Title:Multimodal AI for Medical Image Classification: a Comprehensive Analysis of Image and Text Contributions

Authors:Semanto Mondal, Antonino Ferraro, Martina Iammarino, Fabiano Pecorelli and Giuseppe De Pietro

Conference:IEEE CBMS 2026

Tags:BERT, Feature Fusion, Medical Image Classification, Multimodal Learning and ResNet50

Abstract:

Multimodal learning has shown promising directions in medical image analysis by integrating visual and textual information. In this study, we present a systematic analysis of the contributions of image and text modalities for medical image classification using the MedPix 2.0 dataset. We construct a multimodal dataset pairing 2050 clinical images with corresponding textual descriptions and formulate a supervised classification task based on image location categories.

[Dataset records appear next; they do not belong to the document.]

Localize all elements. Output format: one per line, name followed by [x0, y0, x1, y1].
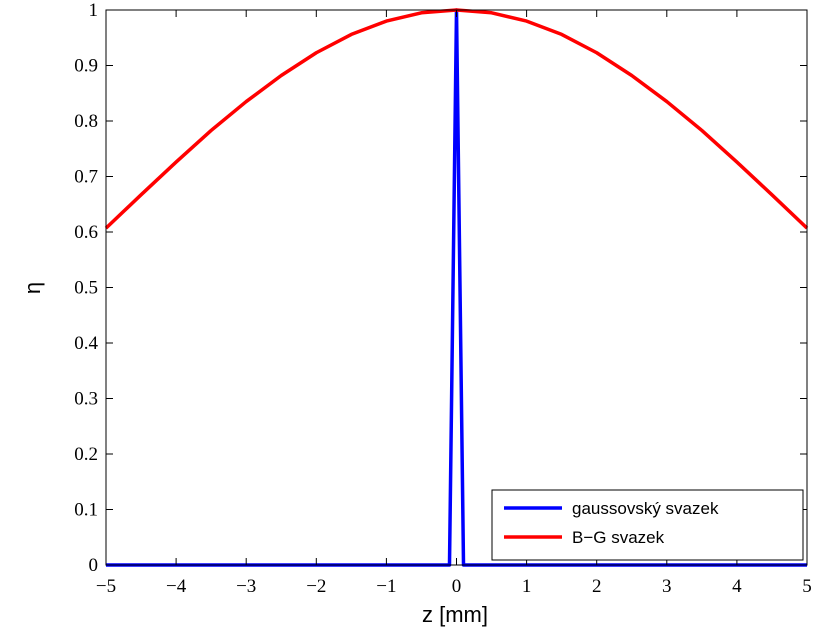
y-tick-label: 0.1	[74, 500, 98, 521]
y-tick-label: 0.6	[74, 222, 98, 243]
x-tick-label: −5	[96, 576, 116, 597]
x-tick-label: −3	[236, 576, 256, 597]
x-tick-label: 5	[802, 576, 812, 597]
y-tick-label: 0	[89, 555, 99, 576]
y-tick-label: 1	[89, 0, 99, 21]
y-tick-label: 0.4	[74, 333, 98, 354]
x-tick-label: −2	[306, 576, 326, 597]
y-tick-label: 0.9	[74, 56, 98, 77]
series-line-1	[106, 8, 807, 567]
x-tick-label: 1	[522, 576, 532, 597]
x-tick-label: 4	[732, 576, 742, 597]
x-tick-label: 3	[662, 576, 672, 597]
y-tick-label: 0.8	[74, 111, 98, 132]
x-tick-label: −4	[166, 576, 187, 597]
y-tick-label: 0.7	[74, 167, 98, 188]
y-tick-label: 0.3	[74, 389, 98, 410]
y-axis-label: η	[20, 282, 45, 294]
y-tick-label: 0.5	[74, 278, 98, 299]
x-tick-label: −1	[376, 576, 396, 597]
legend-label-1: gaussovský svazek	[572, 499, 719, 518]
legend-label-2: B−G svazek	[572, 528, 665, 547]
x-axis-label: z [mm]	[422, 602, 488, 627]
x-tick-label: 0	[452, 576, 462, 597]
x-tick-label: 2	[592, 576, 602, 597]
plot-area: −5 −4 −3 −2 −1 0 1 2 3 4 5 0 0.1 0.2 0.3 0.4 0.5 0.6 0.7 0.…	[74, 0, 812, 597]
y-tick-label: 0.2	[74, 444, 98, 465]
legend-box	[491, 489, 804, 561]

A deep learning framework is proposed that combines ResNet50 for image feature extraction with BERT for textual embeddings, followed by feature-level fusion using concatenation. Comparative experiments are conducted with image-only, text-only, and multimodal models. Results demonstrate that multimodal integration improves classification performance, achieving an accuracy of 0.9220 and F1-score of 0.9213, while text alone provides limited discriminative power. This study highlights the complementary role of textual information and provides insights into effective multimodal fusion strategies for medical imaging applications.